Under 18 U.S.-C. § 3583(e)(3), a district court can revoke a defendant’s supervised release if it finds by a preponderance of the evidence that the defendant has violated a condition. We use the abuse-of-discretion standard for reviewing a revocation of supervised release, the dear-error standard for factual findings, and the de-novo standard for legal conclusions, See United States v. Kontrol, 554 F.3d 1089, 1091-92 (6th Cir. 2009) (citing United States v. Carter, 463 F.3d 526, 528 (6th Cir. 2006); United States v. Cofield, 233 F.3d 405, 406 (6th Cir. 2000); and United States v. Crace, 207 F.3d 833, 835 (6th Cir. 2000)).

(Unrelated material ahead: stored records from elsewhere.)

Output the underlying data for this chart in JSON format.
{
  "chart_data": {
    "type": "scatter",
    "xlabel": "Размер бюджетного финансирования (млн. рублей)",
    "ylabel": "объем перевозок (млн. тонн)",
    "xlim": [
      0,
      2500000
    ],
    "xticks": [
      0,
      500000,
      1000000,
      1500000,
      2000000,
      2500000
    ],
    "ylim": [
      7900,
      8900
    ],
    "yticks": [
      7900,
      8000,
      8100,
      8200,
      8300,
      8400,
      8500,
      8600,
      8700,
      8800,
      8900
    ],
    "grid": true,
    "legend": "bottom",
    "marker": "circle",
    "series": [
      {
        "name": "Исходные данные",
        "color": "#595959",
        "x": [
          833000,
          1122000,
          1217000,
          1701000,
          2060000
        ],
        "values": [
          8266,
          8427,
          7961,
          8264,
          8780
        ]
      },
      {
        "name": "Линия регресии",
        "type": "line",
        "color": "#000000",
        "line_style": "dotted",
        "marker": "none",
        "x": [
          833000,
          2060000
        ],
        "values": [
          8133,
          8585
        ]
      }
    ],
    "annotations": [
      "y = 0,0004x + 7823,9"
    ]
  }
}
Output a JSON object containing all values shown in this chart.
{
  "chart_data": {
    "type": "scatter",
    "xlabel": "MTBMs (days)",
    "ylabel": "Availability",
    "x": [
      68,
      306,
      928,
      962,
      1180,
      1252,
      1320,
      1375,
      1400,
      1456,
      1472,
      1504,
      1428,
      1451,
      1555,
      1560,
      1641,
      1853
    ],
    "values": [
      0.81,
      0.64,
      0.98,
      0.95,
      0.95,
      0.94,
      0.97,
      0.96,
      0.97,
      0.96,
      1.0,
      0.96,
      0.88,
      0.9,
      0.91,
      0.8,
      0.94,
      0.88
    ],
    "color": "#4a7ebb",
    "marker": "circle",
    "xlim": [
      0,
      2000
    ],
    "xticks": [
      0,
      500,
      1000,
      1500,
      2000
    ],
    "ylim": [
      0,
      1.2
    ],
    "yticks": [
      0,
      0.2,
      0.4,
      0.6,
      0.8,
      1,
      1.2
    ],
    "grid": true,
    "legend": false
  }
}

In addition, when “addressing sufficiency of the evidence questions, this Court has long recognized that we do not weigh the evidence, consider the credibility of witnesses or substitute our judgment for that of the jury.” United States v. Hilliard, 11 F.3d 618, 620 (6th Cir. 1993) (citing United States v. Evans, 883 F.2d 496, 501 (6th Cir. 1989)). “Where there are two permissible views of the evidence, the fact-finder’s choice between them cannot be clearly erroneous.” Brooks v. Tennessee, 626 F.3d 878, 900 (6th Cir. 2010) (quoting Anderson v. City of Bessemer City, 470 U.S. 564, 573-74, 105 S.Ct. 1504, 84 L.Ed.2d 518 (1985)).

1. Possession of a Device Capable of Creating Pictures

Inconsistencies within Blakley’s testimony support the district court’s conclusion that Blakley’s assertion — he was unaware that his cell phone had a front-facing camera — was not credible. R. 153 (Sentencing Hr’g Tr. at 116:1-24) (Page ID #1220). At the hearing, Blakley discussed the cell phone’s appearance and features:

[Attorney.] Okay. That little circle that’s on the front of the screen that’s on your HTC Desire phone, that little circle on the front, what do you think that’s for?
[Blakley.] I’m not sure, due to the fact that I can’t see real good up close. I have to have glasses.
[Attorney.] Well, you could see good enough to operate the phone, right?
[Blakley.] Not without glasses. -
[Attorney.] Okay. Well, when you used your glasses to look at the phone to dial numbers or read text or check your bank account, that circle at the top of the phone, what’s that for?
[Blakley.] I don’t know. I’d never looked at it that close,
[Attorney,] Well, I mean, it’s not that small. It’s large and it has a bevel around it. Is that not a — is that not a front-facing camera?
[Blakley,] The only — the only bevel that I saw on it is on the back. I’ve never seen one on the front.

Id. at 75:4-23 (Page ID #1179). However, when questioned about how the picture appeared on his cell phone, Blakley stated that “[n]inety (90) percent of all phones can receive a picture through Bluetooth, which does not access the Internet.” Id. at 74:13-19 (Page ID #1178).